In January we provided a step-by-step tutorial for how to download the machine transcriptions and translations of the 2022-present Belarusian, Russian and Ukrainian television news channels in collaboration with the Internet Archive's TV News Archive. As of today that archive, along with the new Iranian channel IRINN archive, has reached 66,000 broadcasts totaling 270 million words of original text (3.2GB) translated into 328 million words of English. These channels have been transcribed and translated using Google's Speech-to-Text and Translation APIs. The complete 2010-present archive of English-language Russia Today broadcasts (machine transcription by the Internet Archive) numbers 170,000 broadcasts totaling 740 million words. In all, 236,000 broadcasts totaling 1.1 billion words of English text are now available for narrative mining.

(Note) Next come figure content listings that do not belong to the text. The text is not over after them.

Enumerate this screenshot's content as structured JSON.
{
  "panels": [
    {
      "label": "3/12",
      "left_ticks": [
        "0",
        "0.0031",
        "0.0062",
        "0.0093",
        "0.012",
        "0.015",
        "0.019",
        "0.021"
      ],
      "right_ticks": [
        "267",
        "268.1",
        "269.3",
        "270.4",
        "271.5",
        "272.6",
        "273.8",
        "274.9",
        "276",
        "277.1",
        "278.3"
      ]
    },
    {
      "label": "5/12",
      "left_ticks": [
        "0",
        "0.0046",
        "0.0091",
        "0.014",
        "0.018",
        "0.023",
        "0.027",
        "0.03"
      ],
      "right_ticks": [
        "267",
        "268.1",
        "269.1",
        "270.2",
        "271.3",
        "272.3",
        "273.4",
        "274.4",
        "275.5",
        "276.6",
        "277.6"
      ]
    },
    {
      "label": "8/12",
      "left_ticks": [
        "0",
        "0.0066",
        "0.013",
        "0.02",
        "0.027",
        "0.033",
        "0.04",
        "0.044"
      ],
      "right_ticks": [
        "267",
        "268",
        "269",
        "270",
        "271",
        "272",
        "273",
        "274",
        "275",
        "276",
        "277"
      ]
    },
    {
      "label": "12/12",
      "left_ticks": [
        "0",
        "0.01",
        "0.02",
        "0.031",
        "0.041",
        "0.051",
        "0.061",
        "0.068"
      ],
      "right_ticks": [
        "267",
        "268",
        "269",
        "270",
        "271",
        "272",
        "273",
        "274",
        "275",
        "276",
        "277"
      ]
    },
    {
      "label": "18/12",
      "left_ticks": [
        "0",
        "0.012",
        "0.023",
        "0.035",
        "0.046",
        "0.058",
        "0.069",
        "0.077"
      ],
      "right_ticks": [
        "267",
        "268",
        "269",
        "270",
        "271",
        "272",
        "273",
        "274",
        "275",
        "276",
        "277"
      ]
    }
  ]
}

To download the complete 2022-present archive (change the "end" date in the first line to the current date):

start=20220325; end=20230312; while [[ ! $start > $end ]]; do echo $start; start=$(date -d "$start + 1 day" "+%Y%m%d"); done > DATES
rm -rf INVENTORIES
mkdir INVENTORIES
time cat DATES | parallel --eta 'wget -q https://storage.googleapis.com/data.gdeltproject.org/gdeltv3/iatv/visualexplorer/ESPRESO.{}.inventory.json -P ./INVENTORIES/'
time cat DATES | parallel --eta 'wget -q https://storage.googleapis.com/data.gdeltproject.org/gdeltv3/iatv/visualexplorer/RUSSIA1.{}.inventory.json -P ./INVENTORIES/'
time cat DATES | parallel --eta 'wget -q https://storage.googleapis.com/data.gdeltproject.org/gdeltv3/iatv/visualexplorer/RUSSIA24.{}.inventory.json -P ./INVENTORIES/'
time cat DATES | parallel --eta 'wget -q https://storage.googleapis.com/data.gdeltproject.org/gdeltv3/iatv/visualexplorer/1TV.{}.inventory.json -P ./INVENTORIES/'
time cat DATES | parallel --eta 'wget -q https://storage.googleapis.com/data.gdeltproject.org/gdeltv3/iatv/visualexplorer/NTV.{}.inventory.json -P ./INVENTORIES/'
time cat DATES | parallel --eta 'wget -q https://storage.googleapis.com/data.gdeltproject.org/gdeltv3/iatv/visualexplorer/BELARUSTV.{}.inventory.json -P ./INVENTORIES/'
time cat DATES | parallel --eta 'wget -q https://storage.googleapis.com/data.gdeltproject.org/gdeltv3/iatv/visualexplorer/IRINN.{}.inventory.json -P ./INVENTORIES/'
rm IDS; find ./INVENTORIES/ -depth -name '*.json' | parallel --eta 'cat {} | jq -r .shows[].id >> IDS'
wc -l IDS
rm -rf ./INVENTORIES/

mkdir ORIGINAL
mkdir TRANSLATED
time cat IDS | parallel --eta 'wget -q https://storage.googleapis.com/data.gdeltproject.org/gdeltv3/iatv/visualexplorer/{}.transcript.txt -P ./ORIGINAL/'
time cat IDS | parallel --eta 'wget -q https://storage.googleapis.com/data.gdeltproject.org/gdeltv3/iatv/visualexplorer/{}.transcript.en.txt -P ./TRANSLATED/'

To count the total number of words:

time find ./ORIGINAL/ -type f -name '*.txt' -exec cat {} + | wc
time find ./TRANSLATED/ -type f -name '*.txt' -exec cat {} + | wc

To download the complete English-language 2010-present Russia Today archive (transcribed by the Internet Archive):

start=20100715; end=20230312; while [[ ! $start > $end ]]; do echo $start; start=$(date -d "$start + 1 day" "+%Y%m%d"); done > DATES
rm -rf INVENTORIES
mkdir INVENTORIES
time cat DATES | parallel --eta 'wget -q https://storage.googleapis.com/data.gdeltproject.org/gdeltv3/iatv/visualexplorer/RT.{}.inventory.json -P ./INVENTORIES/'
rm IDS; find ./INVENTORIES/ -depth -name '*.json' | parallel --eta 'cat {} | jq -r .shows[].id >> IDS'
wc -l IDS
rm -rf ./INVENTORIES/

mkdir ORIGINAL
time cat IDS | parallel --eta 'wget -q https://storage.googleapis.com/data.gdeltproject.org/gdeltv3/iatv/visualexplorer/{}.transcript.txt -P ./ORIGINAL/'

time find ./ORIGINAL/ -type f -name '*.txt' -exec cat {} + | wc

The resulting local archive can be fed into any text analysis system for deep narrative analysis.